I admit that it was hard for the first 18 months, because I wasn't content in my own skin. I didn't like the weight that I'd put on and I didn't have much energy or motivation to do a great deal. However, when I started eating properly (not junk foods), and drinking enough water, and working, and studying, and keeping my house tidy, things improved.
I wasn't putting enough effort into keeping my body systems healthy and happy, and as a result, my mind wasn't happy and healthy. I honestly believe that if I had started taking good care of myself and my body earlier, my mind would have improved a lot sooner than it did.
Originally Posted by ltpx
Have they relapsed? If so, how long did the relapse last?
I have not relapsed back to addictive behaviour since 2007. Though I did chip once every three months until approx 2009. My cravings at that time only surfaced once every three months and I was able to refrain myself from returning to addiction, because I knew how my head and how the drug worked on my head to lure me back. I guess you could say that I was wiser to meth and myself, so put interventions in place to protect myself from a full blown relapse cycle.
Originally Posted by ltpx
Are they clean currently? What's the longest period of time they have been clean? Etc etc.
Currently I'm completely sober. Not even nicotine or alcohol goes into my body. The term "clean" is arguable, but I have not been a methamphetamine "addict" since 2007. I have taken the occasional acid trip and ecstasy tablet since 2009, however, I have taken no drugs at all this year. I think I've been clean (in the complete sense) from methamphetamine since 2009. Perhaps early 2010. That is when I realised that 3 months had passed by without a craving, and after that I really didn't see a need to put it inside my body anymore.
At this point, your mind is what plays the important part in your recovery. You will not achieve a healthy mind if you neglect your body or your soul. Good health is made up of contributing sociological, physiological, and psychological factors. A healthy balance is needed between all three, in order to achieve the token of "good health". Most of all, a positive frame of mind is necessary and you need to adopt an attitude that will take you above and beyond your current predicament. Think forwards; not backwards.
Even if things feel bad, you need to start giving yourself some pep talks and motivating yourself. Look towards good nutrition, good hydration, good music, relaxation techniques, good sleeping habits, and light exercise. It may sound like there is lots of things to do in order to achieve a healthy mind state, but these are nothing in comparison to the effort that you used to put in to getting high everyday. On top of these, you need to work, study, or volunteer, in order to fulfill the productivity/generativity requirement that is actually part of human nature (though this may just be the result of socialisation), because fulfilling this makes us feel worthy and in turn we feel good about ourselves.

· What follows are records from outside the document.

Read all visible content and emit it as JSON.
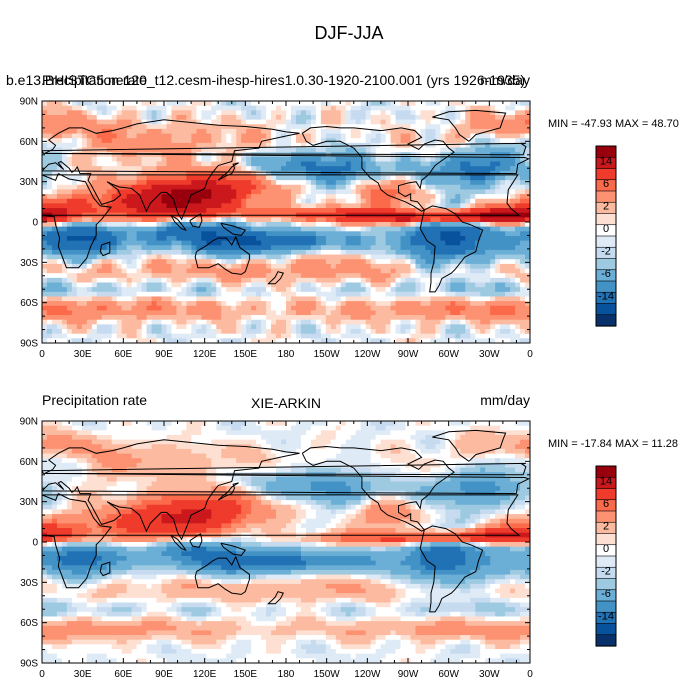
{
  "chart_data": {
    "type": "heatmap",
    "title": "DJF-JJA",
    "panels": [
      {
        "left_label": "b.e13.BHISTC5.ne120_t12.cesm-ihesp-hires1.0.30-1920-2100.001 (yrs 1926-1935)",
        "left_label_overlap": "Precipitation rate",
        "center_label": "",
        "right_label": "mm/day",
        "min_max": "MIN = -47.93 MAX =  48.70",
        "field": "model"
      },
      {
        "left_label": "Precipitation rate",
        "left_label_overlap": "",
        "center_label": "XIE-ARKIN",
        "right_label": "mm/day",
        "min_max": "MIN = -17.84 MAX =  11.28",
        "field": "obs"
      }
    ],
    "x_ticks": [
      "0",
      "30E",
      "60E",
      "90E",
      "120E",
      "150E",
      "180",
      "150W",
      "120W",
      "90W",
      "60W",
      "30W",
      "0"
    ],
    "y_ticks": [
      "90N",
      "60N",
      "30N",
      "0",
      "30S",
      "60S",
      "90S"
    ],
    "colorbar": {
      "labels": [
        "14",
        "6",
        "2",
        "0",
        "-2",
        "-6",
        "-14"
      ],
      "colors": [
        "#99000d",
        "#cb181d",
        "#ef3b2c",
        "#fb6a4a",
        "#fc9272",
        "#fcbba1",
        "#fee0d2",
        "#ffffff",
        "#deebf7",
        "#c6dbef",
        "#9ecae1",
        "#6baed6",
        "#4292c6",
        "#2171b5",
        "#08519c",
        "#08306b"
      ]
    }
  }
}
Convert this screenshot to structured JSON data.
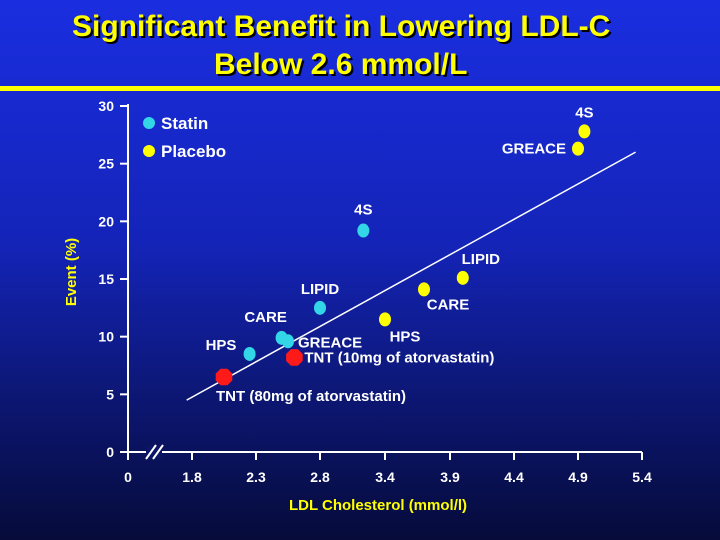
{
  "title": {
    "line1": "Significant Benefit in Lowering LDL-C",
    "line2": "Below  2.6 mmol/L"
  },
  "colors": {
    "background": "#1424b8",
    "title": "#ffff00",
    "statin": "#33d6e6",
    "placebo": "#ffff00",
    "tnt": "#ff1a1a",
    "text": "#ffffff"
  },
  "chart_data": {
    "type": "scatter",
    "title": "",
    "xlabel": "LDL Cholesterol (mmol/l)",
    "ylabel": "Event (%)",
    "xlim": [
      0,
      5.4
    ],
    "ylim": [
      0,
      30
    ],
    "x_ticks": [
      "0",
      "1.8",
      "2.3",
      "2.8",
      "3.4",
      "3.9",
      "4.4",
      "4.9",
      "5.4"
    ],
    "y_ticks": [
      "0",
      "5",
      "10",
      "15",
      "20",
      "25",
      "30"
    ],
    "axis_break": true,
    "grid": false,
    "legend_position": "top-left",
    "legend": [
      {
        "name": "Statin",
        "color": "#33d6e6"
      },
      {
        "name": "Placebo",
        "color": "#ffff00"
      }
    ],
    "series": [
      {
        "name": "Statin",
        "color": "#33d6e6",
        "points": [
          {
            "label": "4S",
            "x": 3.2,
            "y": 19.2
          },
          {
            "label": "LIPID",
            "x": 2.8,
            "y": 12.5
          },
          {
            "label": "CARE",
            "x": 2.5,
            "y": 9.9
          },
          {
            "label": "GREACE",
            "x": 2.55,
            "y": 9.6
          },
          {
            "label": "HPS",
            "x": 2.25,
            "y": 8.5
          }
        ]
      },
      {
        "name": "Placebo",
        "color": "#ffff00",
        "points": [
          {
            "label": "4S",
            "x": 4.95,
            "y": 27.8
          },
          {
            "label": "GREACE",
            "x": 4.9,
            "y": 26.3
          },
          {
            "label": "LIPID",
            "x": 4.0,
            "y": 15.1
          },
          {
            "label": "CARE",
            "x": 3.7,
            "y": 14.1
          },
          {
            "label": "HPS",
            "x": 3.4,
            "y": 11.5
          }
        ]
      },
      {
        "name": "",
        "color": "#ff1a1a",
        "points": [
          {
            "label": "TNT (10mg of atorvastatin)",
            "x": 2.6,
            "y": 8.2
          },
          {
            "label": "TNT (80mg of atorvastatin)",
            "x": 2.05,
            "y": 6.5
          }
        ]
      }
    ],
    "trend_line": {
      "x": [
        1.65,
        5.35
      ],
      "y": [
        4.5,
        26.0
      ]
    }
  }
}
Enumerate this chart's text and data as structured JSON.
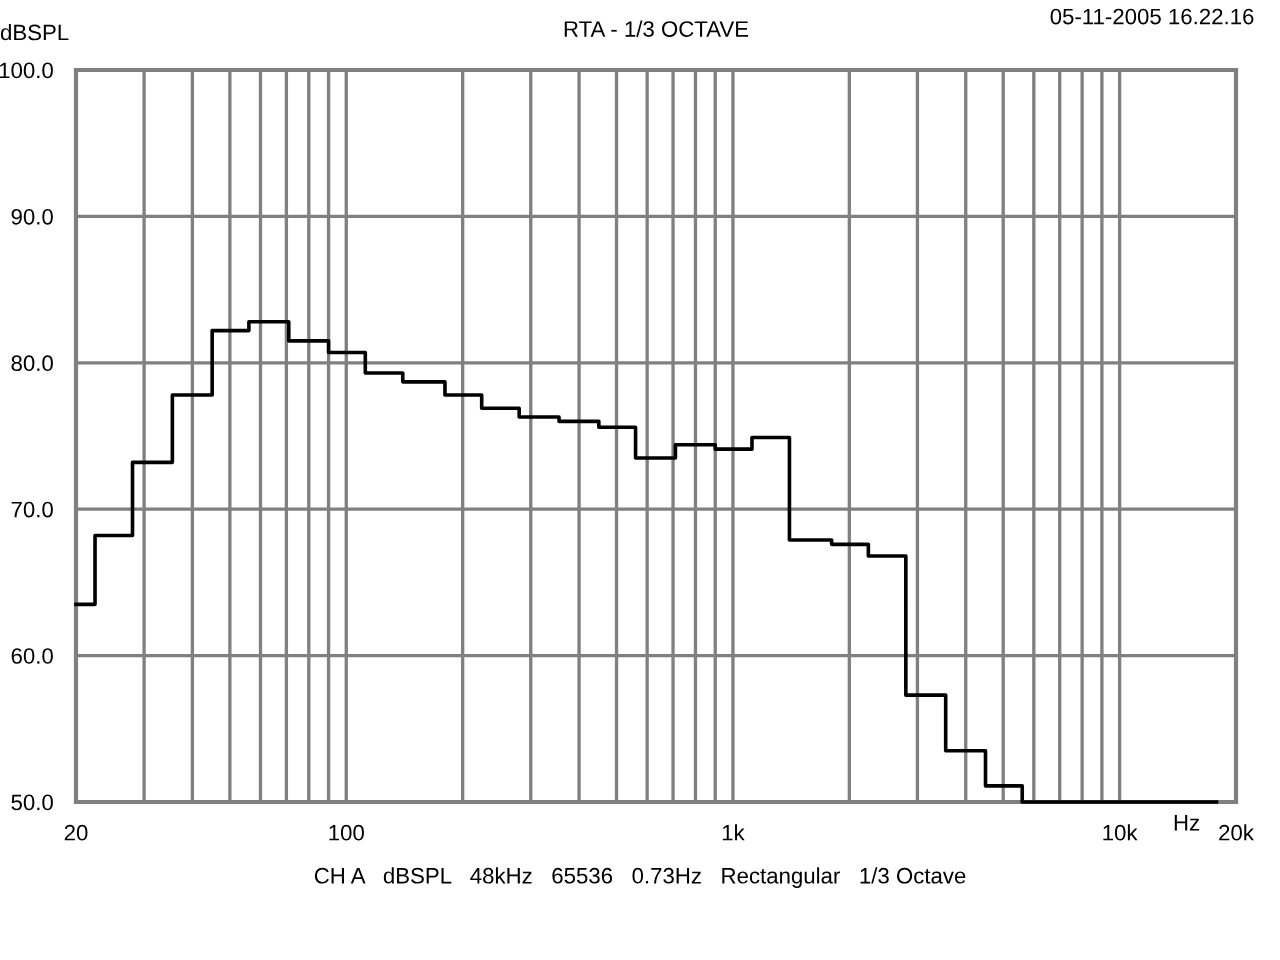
{
  "chart_data": {
    "type": "step",
    "title": "RTA - 1/3 OCTAVE",
    "xlabel": "Hz",
    "ylabel": "dBSPL",
    "annotations": [
      "05-11-2005 16.22.16",
      "CH A   dBSPL   48kHz   65536   0.73Hz   Rectangular   1/3 Octave"
    ],
    "x": [
      20,
      22.4,
      28,
      35.5,
      45,
      56,
      71,
      90,
      112,
      140,
      180,
      224,
      280,
      355,
      450,
      560,
      710,
      900,
      1120,
      1400,
      1800,
      2240,
      2800,
      3550,
      4500,
      5600,
      7100,
      9000,
      11200,
      14000,
      17800
    ],
    "series": [
      {
        "color": "#000000",
        "values": [
          63.5,
          68.2,
          73.2,
          77.8,
          82.2,
          82.8,
          81.5,
          80.7,
          79.3,
          78.7,
          77.8,
          76.9,
          76.3,
          76.0,
          75.6,
          73.5,
          74.4,
          74.1,
          74.9,
          67.9,
          67.6,
          66.8,
          57.3,
          53.5,
          51.1,
          50,
          50,
          50,
          50,
          50,
          50
        ]
      }
    ],
    "log": "x",
    "xlim": [
      20,
      20000
    ],
    "ylim": [
      50,
      100
    ],
    "xticks": [
      20,
      {
        "value": 30,
        "label": null
      },
      {
        "value": 40,
        "label": null
      },
      {
        "value": 50,
        "label": null
      },
      {
        "value": 60,
        "label": null
      },
      {
        "value": 70,
        "label": null
      },
      {
        "value": 80,
        "label": null
      },
      {
        "value": 90,
        "label": null
      },
      100,
      {
        "value": 200,
        "label": null
      },
      {
        "value": 300,
        "label": null
      },
      {
        "value": 400,
        "label": null
      },
      {
        "value": 500,
        "label": null
      },
      {
        "value": 600,
        "label": null
      },
      {
        "value": 700,
        "label": null
      },
      {
        "value": 800,
        "label": null
      },
      {
        "value": 900,
        "label": null
      },
      {
        "value": 1000,
        "label": "1k"
      },
      {
        "value": 2000,
        "label": null
      },
      {
        "value": 3000,
        "label": null
      },
      {
        "value": 4000,
        "label": null
      },
      {
        "value": 5000,
        "label": null
      },
      {
        "value": 6000,
        "label": null
      },
      {
        "value": 7000,
        "label": null
      },
      {
        "value": 8000,
        "label": null
      },
      {
        "value": 9000,
        "label": null
      },
      {
        "value": 10000,
        "label": "10k"
      },
      {
        "value": 20000,
        "label": "20k"
      }
    ],
    "yticks": [
      {
        "value": 50,
        "label": "50.0"
      },
      {
        "value": 60,
        "label": "60.0"
      },
      {
        "value": 70,
        "label": "70.0"
      },
      {
        "value": 80,
        "label": "80.0"
      },
      {
        "value": 90,
        "label": "90.0"
      },
      {
        "value": 100,
        "label": "100.0"
      }
    ],
    "grid": true,
    "line_style": "solid"
  }
}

Remember that. Don't be afraid to work a little on yourself. Every little step adds up to something wonderful in the end.
The last time I used meth was in 2004, I still remember how it made me feel, still remember the extacy I got from the cloud, and I still remember how it made life so.......pleasant. I also remember fiending at 3:00 A.M. and actually pondering if I should have sex with _____ to get some more, I also remember causing the pain I did to family and friends, and I also remember the come downs.
The night I stopped, I knew I would never use again, I knew that there was no way I could live in the world meth created. I did not crave after the drug when I quit, I was turned off by it, much like one would think of licking slime off of a sewer pipe. In my head, they were the same, the only difference is look.
I think ex-junkie had great advice for you, so did Joker. The only thing I can really say, is every time you look at that drug, or even think about it, imagine everyone that ever hurt you, or every time you hurt someone, think about who you love, think about who loves you. Every time you look or think of that drug, imagine a life not locked away in a prison where you are dominated by a substance.